On the page I insert some HTML with jQuery so the DOM changes. For example, I insert a extra element with the class "tip" or "test". The just new inserted elements doesn't work because jQuery is working with the non-manipulated DOM and the just inserted elements aren't there. So I've searched around and came to this solution for the "click":

$('body').on('click','.click',function()
{
    alert('Clicked!')
});

I don't understand why, but this way it's working with the manipulated DOM and the jQuery stuff works on the new inserted elements. So my first question is, why does this work and just the click() function not? And the second question, why do I have to point to the "body"?

Finally, my third question is, how get this done with the tooltip?

I know that there is so many information about this subject (previous the delegate() and live() function I've read) but I can't found a explanation about it. And I can't get my third question solved with the information I found.

I'm looking forward to your responses!

Extra question:

4) Is it recommended to point always to the "body" for this kind of situations? It's always there but for possible performance issues?

share|improve this question
1  
.click adds it directly to the element. So it has to be there when you attach it. .on uses event bubbling. You can read all about it in the docs api.jquery.com/on –  epascarello Mar 26 '13 at 19:15

3 Answers 3

So my first question is, why does this work and just the click() function not?

Because the event handler is now delegated to a parent element, so it remains even after replacing/manipulating child elements.

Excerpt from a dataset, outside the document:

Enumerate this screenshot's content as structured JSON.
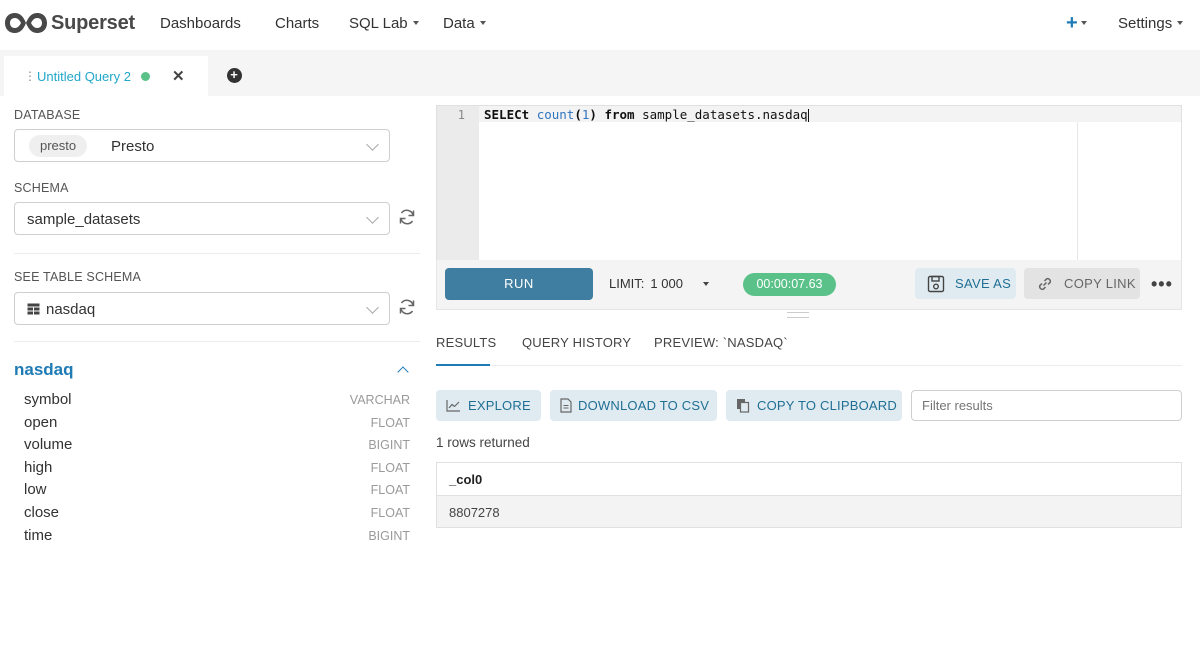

Ancient article on event delegation for your perusal - but the concepts remain the same:

And the second question, why do I have to point to the "body"

You don't, any suitable parent element will do. For example, any direct parent (a div wrapper, for instance) which does not get replaced.

Finally, my third question is, how get this done with the tooltip?

You need to re-initialize your tooltip plugin on the newly inserted elements. For example:

$.get("foo.html", function (html) {
    $("#someDiv").html(html);
    $("#someDiv").find(".tip").tooltip();
});
share|improve this answer
    
Thanks! Very useful, but is it possible to bind the tooltip? Like I can do with the click event and the alert? That would be easier, so I can code DRY? And what's your opinion about my new 4th question? –  Roy Mar 26 '13 at 20:18

The click() event doesn't work when you manipulate the DOM because JQuery is not watching for DOM changes. When you bind the click() event it is selecting the elements that are on the page at that time. New ones are not in the list unless you explicitly bind the event.

Because you have pointed the click() event on the body. JQuery then checks to see if the target of the click matches any of the event handlers (like what you have created) match the element clicked. This way any new elements will get the event 'associated' with them.

Because the tooltip isn't an event that you can place on the body, you will need to re-initialize it when the element is created.

EDIT:

For your fourth question, is it depends. The advantage of binding to the body is that you don't accidentally bind an event to an element more than once. The disadvantage is that you are adding event handlers that need to be checked on each event and this can lead to performance issues.

As for your concerns about DRY, put the initialization of the tooltips into a function and call that when you add them. Trying to avoid having the same function call is a little overkill in this regard, IMO.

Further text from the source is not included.